Er zijn twee hoofdtheorieën die de vorming van zware sterren verklaren. De eerste stelt dat zware sterren het resultaat zijn van de fusies van verschillende lichte sterren. De tweede zegt dat ze worden gevormd door instorting van de zwaartekracht en massa-accretie in circumstellaire schijven. Sterren met een lagere massa zoals de zon hebben zich waarschijnlijk gevormd via de tweede methode. De ineenstortingsacretietheorie veronderstelt dat een systeem een ster heeft die geassocieerd is met een bipolaire uitstroom, een circumstellaire schijf en een envelop, terwijl de fusietheorie dat niet heeft. De aanwezigheid of afwezigheid van dergelijke structuren kan onderscheid maken tussen de twee formatiescenario's.
Tot voor kort was er weinig direct observationeel bewijs ter ondersteuning van beide theorie van de vorming van massieve sterren. Dit komt omdat, in tegenstelling tot sterren met een lagere massa, nieuw gevormde massieve sterren zo zeldzaam en zo ver van ons verwijderd zijn dat ze moeilijk te observeren waren. Grote telescopen en adaptieve optiek, die de beeldscherpte enorm verbeteren, maken het nu mogelijk om deze objecten met ongekende helderheid te observeren. Infraroodpolarimetrie met hoge resolutie is een bijzonder krachtig hulpmiddel om de omgeving te onderzoeken die verborgen is achter de heldere gloed van een massieve ster.
Polarisatie - de richting waarin lichtgolven oscilleren terwijl ze wegstromen van een object - is een belangrijk kenmerk van straling. Zonlicht heeft niet de geprefereerde oscillatierichting, maar kan wel gepolariseerd raken als het wordt verstrooid door de atmosfeer van de aarde of na weerkaatsing op het wateroppervlak. Een vergelijkbare actie vindt plaats in een circumstellaire wolk rond een pasgeboren ster. De ster verlicht zijn omgeving - de circumstellaire schijf, de omhulling en de spouwmuren gevormd door de uitstroomstromen. Het licht kan vrij door de holte reizen en vervolgens weerkaatsen op de muren. Dit gereflecteerde licht wordt sterk gepolariseerd. Daarentegen zijn de schijf en de envelop relatief ondoorzichtig voor licht. Dit vermindert de polarisatie van licht afkomstig uit die regio's.

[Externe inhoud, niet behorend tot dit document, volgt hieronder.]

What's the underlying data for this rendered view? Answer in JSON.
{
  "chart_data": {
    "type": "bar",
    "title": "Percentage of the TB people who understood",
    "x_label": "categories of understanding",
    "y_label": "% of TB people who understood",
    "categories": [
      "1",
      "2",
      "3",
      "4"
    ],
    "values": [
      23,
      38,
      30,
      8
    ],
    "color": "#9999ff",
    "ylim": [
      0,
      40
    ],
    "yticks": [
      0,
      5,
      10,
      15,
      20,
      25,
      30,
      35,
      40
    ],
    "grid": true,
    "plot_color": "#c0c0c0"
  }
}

Het succes van de groep bij het detecteren van bewijs voor een schijf en uitstroom rond het BN-object door middel van infraroodpolarimetrie met hoge resolutie suggereert dat dezelfde techniek kan worden toegepast op andere vormende sterren. Dit zou astronomen in staat stellen om een uitgebreide observatiebeschrijving te krijgen van de vorming van zware sterren die meer dan tien keer de massa van de zon bedragen.